Sous un crachin tenace à Saint-Denis, le Tournoi des Six Nations 2026 a démarré sur les chapeaux de roue pour le XV de France. Les Bleus ont dominé l’Irlande 36 à 14, affichant une vitesse et une audace qui ont laissé leurs adversaires sur le bord du terrain.
L’arrière toulousain Thomas Ramos a été l’artisan majeur de cette victoire éclatante. Sa performance a culminé sur une action spectaculaire en début de seconde période : une passe extérieure du pied gauche, parfaitement calée, qui a permis à Louis Bielle-Biarrey d’inscrire son doublé et de sceller le quatrième essai français.
Pourtant, loin de s’envoler dans des envolées lyriques, Ramos a tempéré l’admiration suscité par ce geste : « C’est de la chance, je ne vais pas expliquer que j’ai fait exprès ». Il a expliqué la genèse de ce coup réussi, soulignant l’importance de l’anticipation mais aussi du hasard : « C’est un peu de chance.

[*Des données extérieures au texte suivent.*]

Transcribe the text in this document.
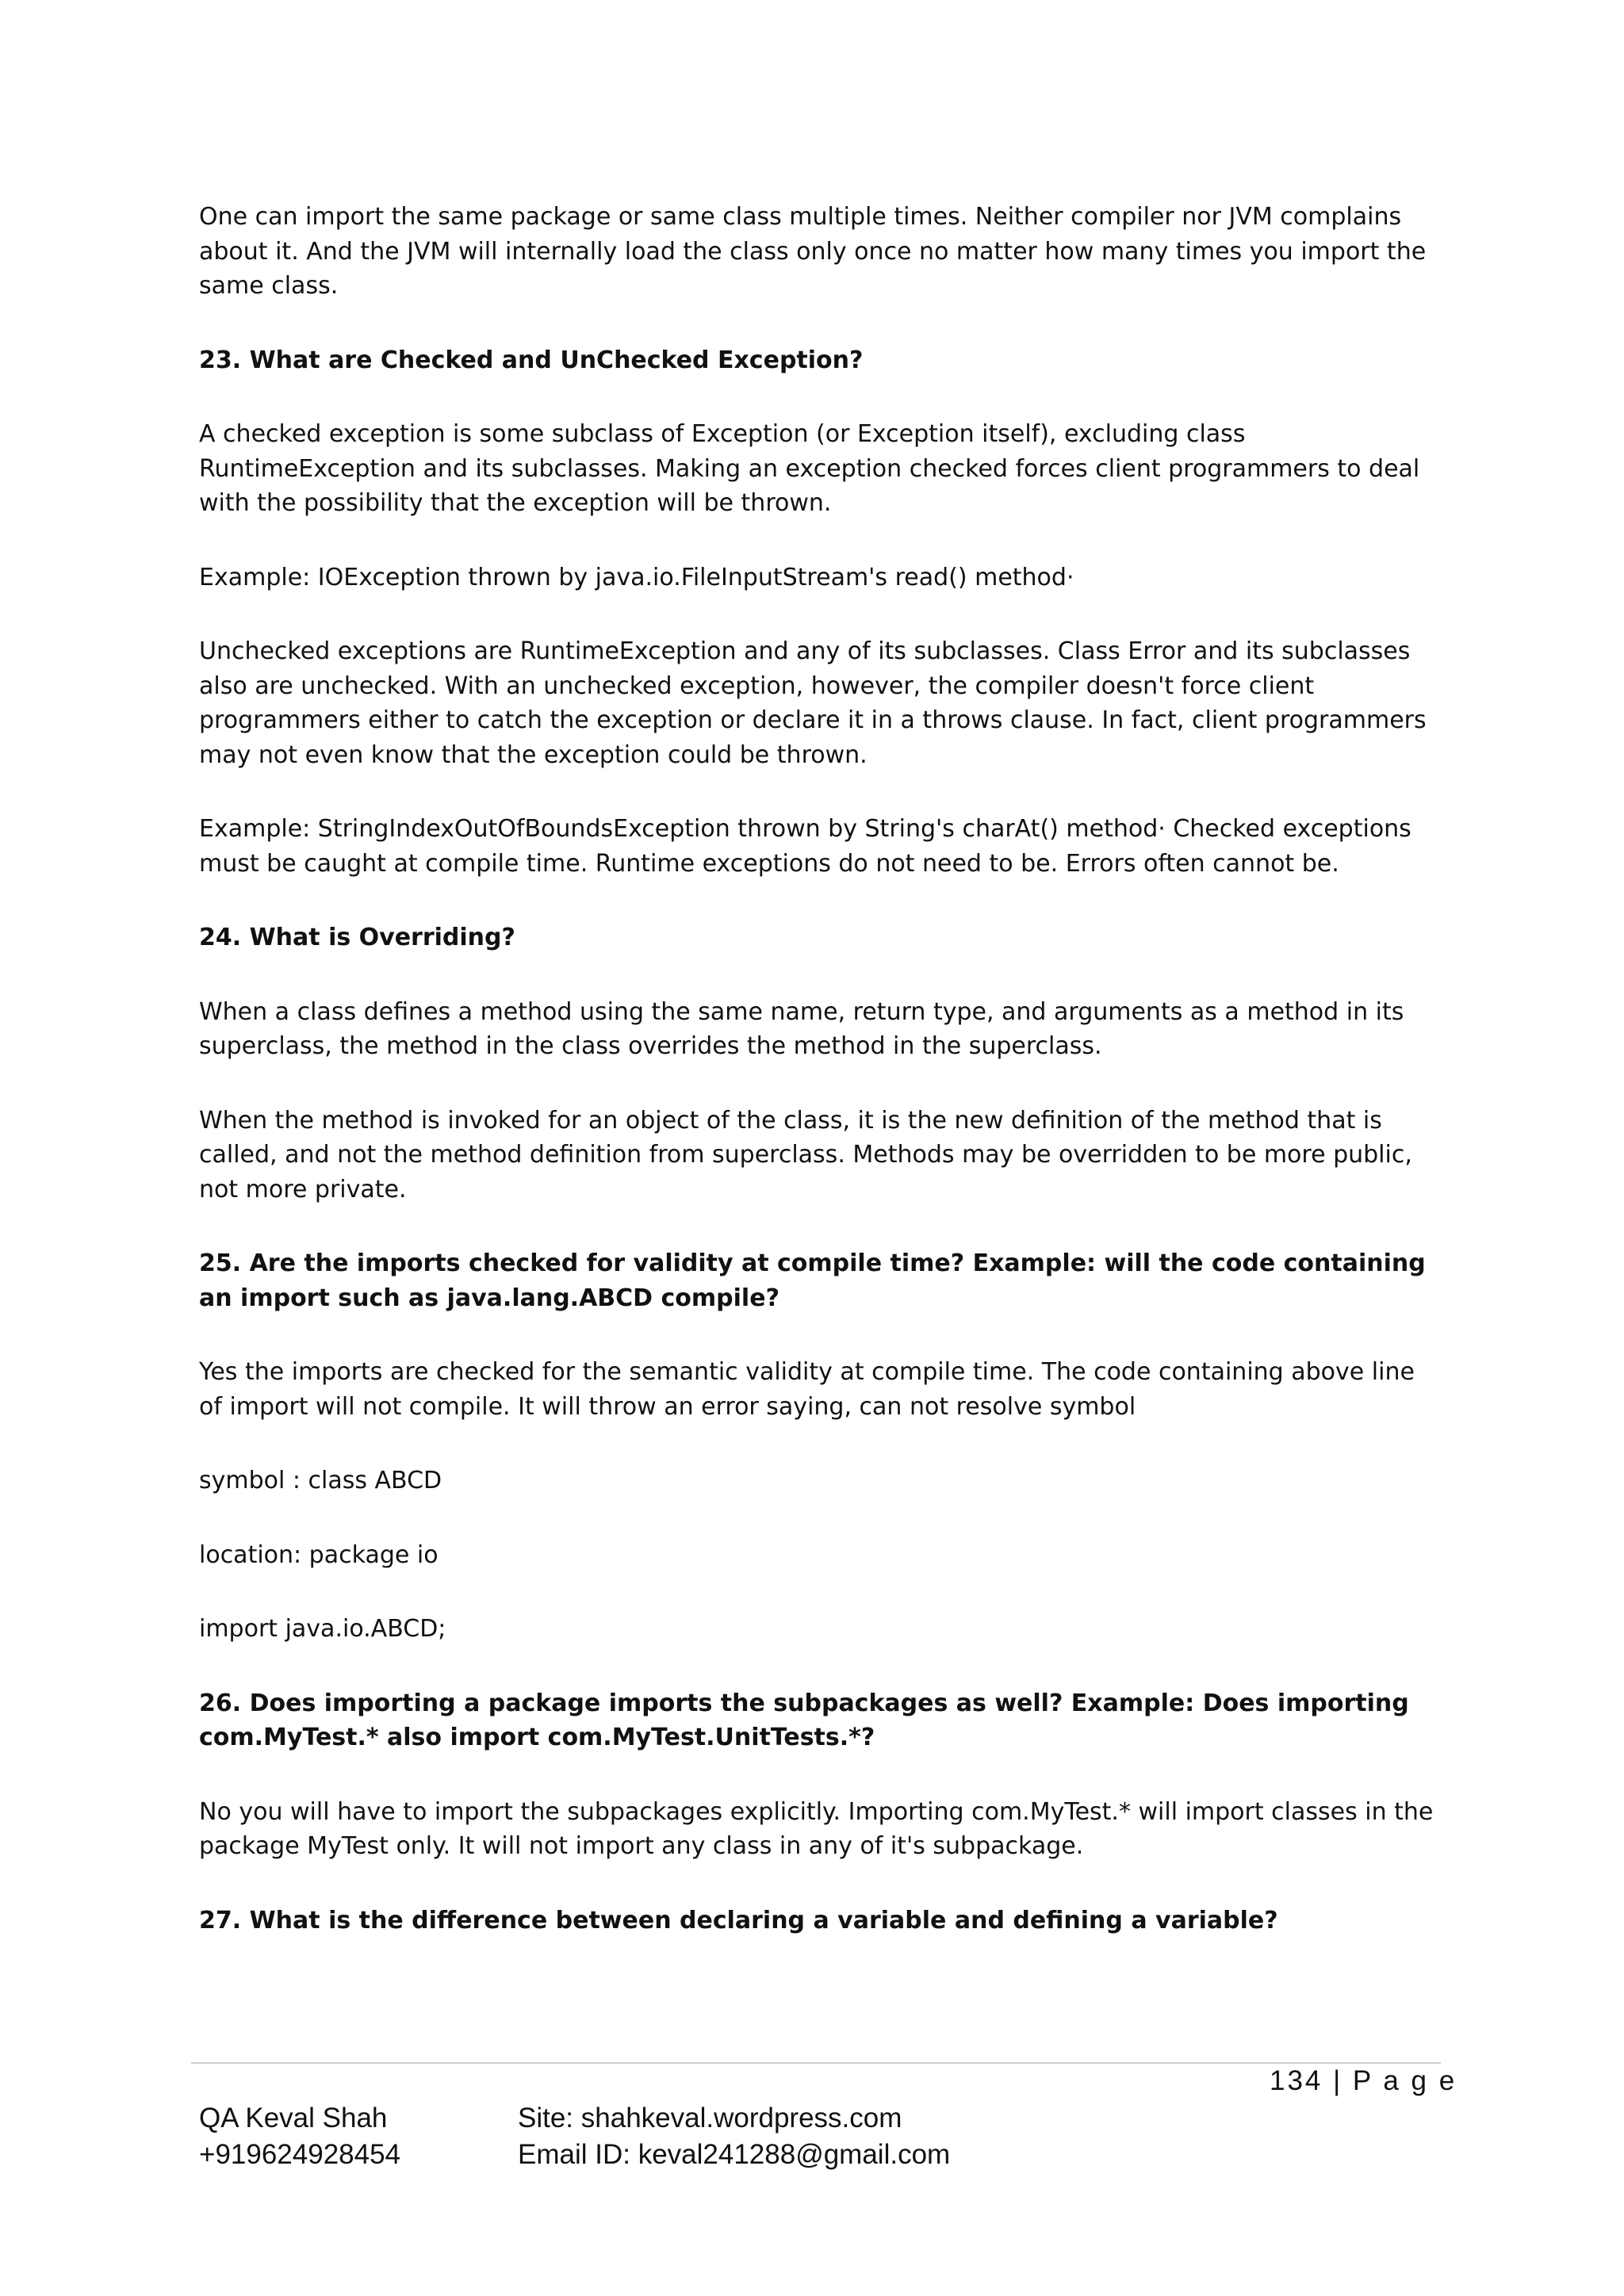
One can import the same package or same class multiple times. Neither compiler nor JVM complains about it. And the JVM will internally load the class only once no matter how many times you import the same class.

23. What are Checked and UnChecked Exception?

A checked exception is some subclass of Exception (or Exception itself), excluding class RuntimeException and its subclasses. Making an exception checked forces client programmers to deal with the possibility that the exception will be thrown.

Example: IOException thrown by java.io.FileInputStream's read() method·

Unchecked exceptions are RuntimeException and any of its subclasses. Class Error and its subclasses also are unchecked. With an unchecked exception, however, the compiler doesn't force client programmers either to catch the exception or declare it in a throws clause. In fact, client programmers may not even know that the exception could be thrown.

Example: StringIndexOutOfBoundsException thrown by String's charAt() method· Checked exceptions must be caught at compile time. Runtime exceptions do not need to be. Errors often cannot be.

24. What is Overriding?

When a class defines a method using the same name, return type, and arguments as a method in its superclass, the method in the class overrides the method in the superclass.

When the method is invoked for an object of the class, it is the new definition of the method that is called, and not the method definition from superclass. Methods may be overridden to be more public, not more private.

25. Are the imports checked for validity at compile time? Example: will the code containing an import such as java.lang.ABCD compile?

Yes the imports are checked for the semantic validity at compile time. The code containing above line of import will not compile. It will throw an error saying, can not resolve symbol

symbol : class ABCD

location: package io

import java.io.ABCD;

26. Does importing a package imports the subpackages as well? Example: Does importing com.MyTest.* also import com.MyTest.UnitTests.*?

No you will have to import the subpackages explicitly. Importing com.MyTest.* will import classes in the package MyTest only. It will not import any class in any of it's subpackage.

27. What is the difference between declaring a variable and defining a variable?
134 | P a g e
QA Keval Shah
+919624928454
Site: shahkeval.wordpress.com
Email ID: keval241288@gmail.com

Dans tous les cas, je me dis qu’il faut que je touche le ballon parce que le rebond me piège un petit peu. Dans ma tête, je me dis que Louis sera là et j’ai la chance de la prendre extérieur du pied et de lui mettre dans la course. C’est toujours appréciable d’anticiper et de savoir que Louis, en l‘occurrence, aime ce genre de coups. Savoir qu’il était là, c’était appréciable. »

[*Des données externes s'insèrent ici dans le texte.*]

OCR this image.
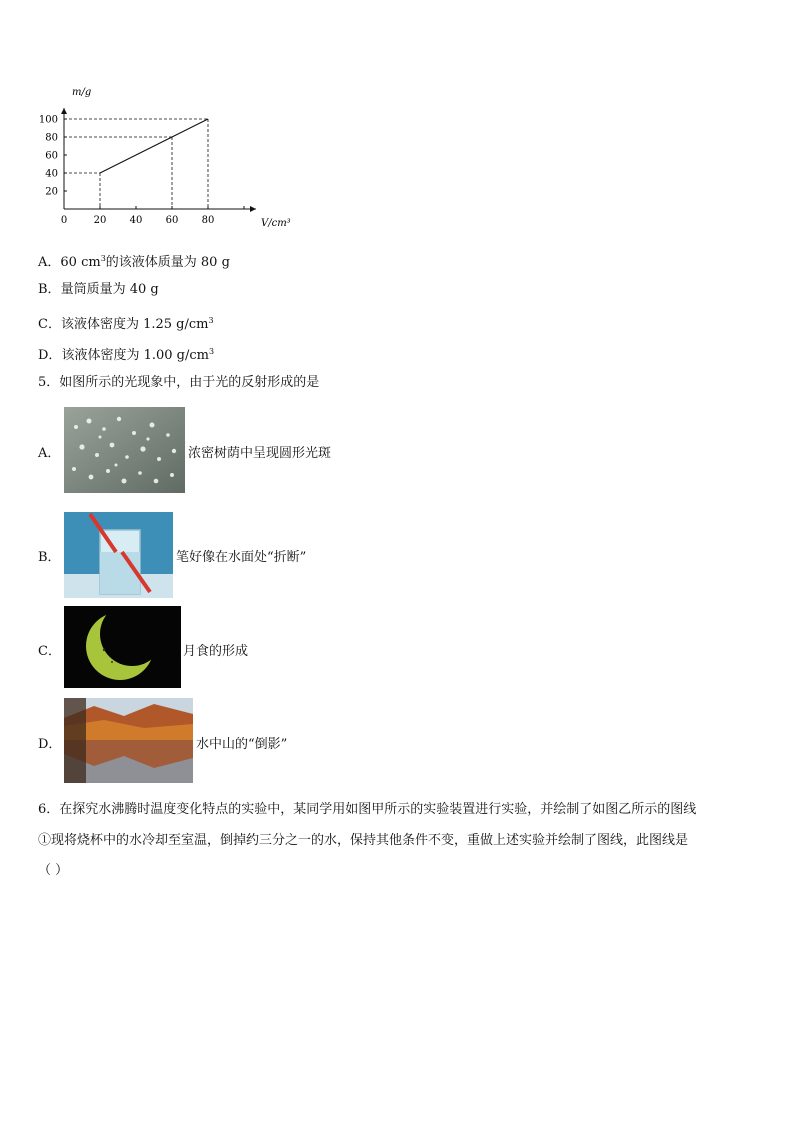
0	20 40 60 80
20
40
60
80
100
m/g
V/cm³
A．60 $cm^3$的该液体质量为 80 g
B．量筒质量为 40 g
C．该液体密度为 1.25 $g/cm^3$
D．该液体密度为 1.00 $g/cm^3$
5．如图所示的光现象中，由于光的反射形成的是
A．	浓密树荫中呈现圆形光斑
B．	笔好像在水面处“折断”
C．	月食的形成
D．	水中山的“倒影”
6．在探究水沸腾时温度变化特点的实验中，某同学用如图甲所示的实验装置进行实验，并绘制了如图乙所示的图线
①现将烧杯中的水冷却至室温，倒掉约三分之一的水，保持其他条件不变，重做上述实验并绘制了图线，此图线是
（ ）
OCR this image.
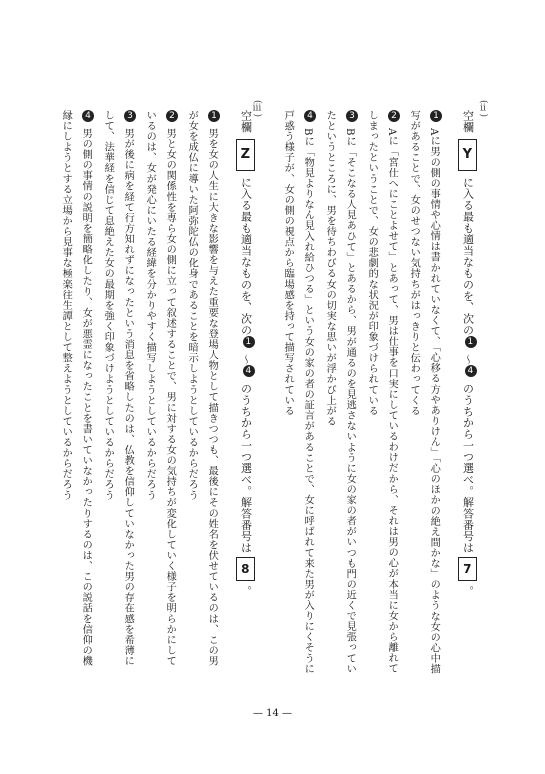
(ⅱ)
空欄Yに入る最も適当なものを、次の1～4のうちから一つ選べ。解答番号は7。
1Aに男の側の事情や心情は書かれていなくて、「心移る方やありけん」「心のほかの絶え間かな」のような女の心中描
写があることで、女のせつない気持ちがはっきりと伝わってくる
2Aに「宮仕へにことよせて」とあって、男は仕事を口実にしているわけだから、それは男の心が本当に女から離れて
しまったということで、女の悲劇的な状況が印象づけられている
3Bに「そこなる人見あひて」とあるから、男が通るのを見逃さないように女の家の者がいつも門の近くで見張ってい
たというところに、男を待ちわびる女の切実な思いが浮かび上がる
4Bに「物見よりなん見入れ給ひつる」という女の家の者の証言があることで、女に呼ばれて来た男が入りにくそうに
戸惑う様子が、女の側の視点から臨場感を持って描写されている
(ⅲ)
空欄Zに入る最も適当なものを、次の1～4のうちから一つ選べ。解答番号は8。
1男を女の人生に大きな影響を与えた重要な登場人物として描きつつも、最後にその姓名を伏せているのは、この男
が女を成仏に導いた阿弥陀仏の化身であることを暗示しようとしているからだろう
2男と女の関係性を専ら女の側に立って叙述することで、男に対する女の気持ちが変化していく様子を明らかにして
いるのは、女が発心にいたる経緯を分かりやすく描写しようとしているからだろう
3男が後に病を経て行方知れずになったという消息を省略したのは、仏教を信仰していなかった男の存在感を希薄に
して、法華経を信じて息絶えた女の最期を強く印象づけようとしているからだろう
4男の側の事情の説明を簡略化したり、女が悪霊になったことを書いていなかったりするのは、この説話を信仰の機
縁にしようとする立場から見事な極楽往生譚として整えようとしているからだろう
— 14 —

Au-delà de cette action, Thomas Ramos a marqué l’histoire en devenant le premier joueur sous le maillot tricolore à franchir la barre des 500 points, grâce à ses 11 points au pied ce soir-là. Mais fidèle à son humilité, il a d’abord salué la prestation collective : « Si on nous avait dit qu’on prendrait le bonus avec une première mi-temps maitrisée comme on l’a fait et un score à plus de 30 points, on aurait signé ».
Il a aussi mis en lumière les progrès nets de l’équipe : « On est très content du résultat, de certaines choses mises en place durant le match. Tout n’est pas parfait mais c’est positif. On a montré un autre visage que lors de la tournée de novembre. On est dans le bon wagon si on continue dans ce sens-là. »

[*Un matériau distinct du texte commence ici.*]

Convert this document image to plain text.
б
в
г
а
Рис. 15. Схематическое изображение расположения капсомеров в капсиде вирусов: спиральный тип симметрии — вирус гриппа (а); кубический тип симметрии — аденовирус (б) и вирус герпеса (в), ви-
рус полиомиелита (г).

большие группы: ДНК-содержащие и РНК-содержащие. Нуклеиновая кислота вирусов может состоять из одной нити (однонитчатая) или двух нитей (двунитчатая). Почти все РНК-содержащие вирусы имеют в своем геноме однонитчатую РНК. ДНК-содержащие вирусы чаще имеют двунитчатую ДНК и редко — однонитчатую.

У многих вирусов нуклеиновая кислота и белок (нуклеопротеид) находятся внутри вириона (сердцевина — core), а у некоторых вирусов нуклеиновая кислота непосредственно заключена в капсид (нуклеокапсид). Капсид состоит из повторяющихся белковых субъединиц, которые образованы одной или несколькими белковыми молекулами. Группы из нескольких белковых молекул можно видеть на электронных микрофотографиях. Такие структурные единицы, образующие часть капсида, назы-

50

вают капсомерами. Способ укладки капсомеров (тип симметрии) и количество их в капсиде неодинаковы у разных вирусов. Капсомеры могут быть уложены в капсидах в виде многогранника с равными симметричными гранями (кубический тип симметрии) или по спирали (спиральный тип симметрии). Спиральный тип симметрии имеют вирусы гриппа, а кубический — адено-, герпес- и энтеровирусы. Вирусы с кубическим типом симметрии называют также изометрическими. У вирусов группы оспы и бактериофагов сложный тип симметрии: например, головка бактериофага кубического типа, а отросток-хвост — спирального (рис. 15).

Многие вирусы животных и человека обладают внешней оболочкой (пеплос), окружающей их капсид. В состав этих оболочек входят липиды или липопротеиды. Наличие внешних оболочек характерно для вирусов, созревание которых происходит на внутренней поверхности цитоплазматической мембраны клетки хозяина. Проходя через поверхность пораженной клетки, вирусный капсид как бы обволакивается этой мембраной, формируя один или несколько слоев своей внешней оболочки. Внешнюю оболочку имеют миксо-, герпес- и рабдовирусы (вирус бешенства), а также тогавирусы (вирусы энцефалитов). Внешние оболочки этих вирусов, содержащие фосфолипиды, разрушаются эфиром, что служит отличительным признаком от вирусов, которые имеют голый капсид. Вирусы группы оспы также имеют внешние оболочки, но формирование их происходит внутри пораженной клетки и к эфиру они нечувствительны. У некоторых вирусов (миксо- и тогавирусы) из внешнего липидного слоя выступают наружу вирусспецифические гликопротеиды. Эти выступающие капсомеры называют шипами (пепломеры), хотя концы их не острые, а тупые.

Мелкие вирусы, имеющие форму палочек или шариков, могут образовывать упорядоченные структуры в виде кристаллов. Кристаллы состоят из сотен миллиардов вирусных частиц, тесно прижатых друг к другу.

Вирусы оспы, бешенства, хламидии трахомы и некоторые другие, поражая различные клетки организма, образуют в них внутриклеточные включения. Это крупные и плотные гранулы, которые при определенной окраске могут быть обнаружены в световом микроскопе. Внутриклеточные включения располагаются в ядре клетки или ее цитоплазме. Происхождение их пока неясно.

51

Ce succès offre un véritable souffle de renouveau au rugby français, longtemps critiqué pour son manque de fluidité. La capacité des Bleus à enchaîner les passes et à marquer de superbes essais a transformé ce match en fête, sur le terrain comme dans les tribunes.
« Quand tu mets 36 points aux Irlandais, que tu marques des essais notamment derrière, que tu te fais des passes, forcément tu prends du plaisir », a confié le Toulousain, radieux. Il a conclu sur la chance unique que représente le fait de porter ce maillot : « On a la chance de jouer un jeu et de rentrer sur le terrain avec l’opportunité de jouer au rugby. Après des matchs comme ça, évidemment qu’on a un peu la banane. »
Fort de cette victoire maîtrisée et d’un nouveau record historique, le XV de France prépare déjà son prochain rendez-vous à Cardiff, confiant et galvanisé.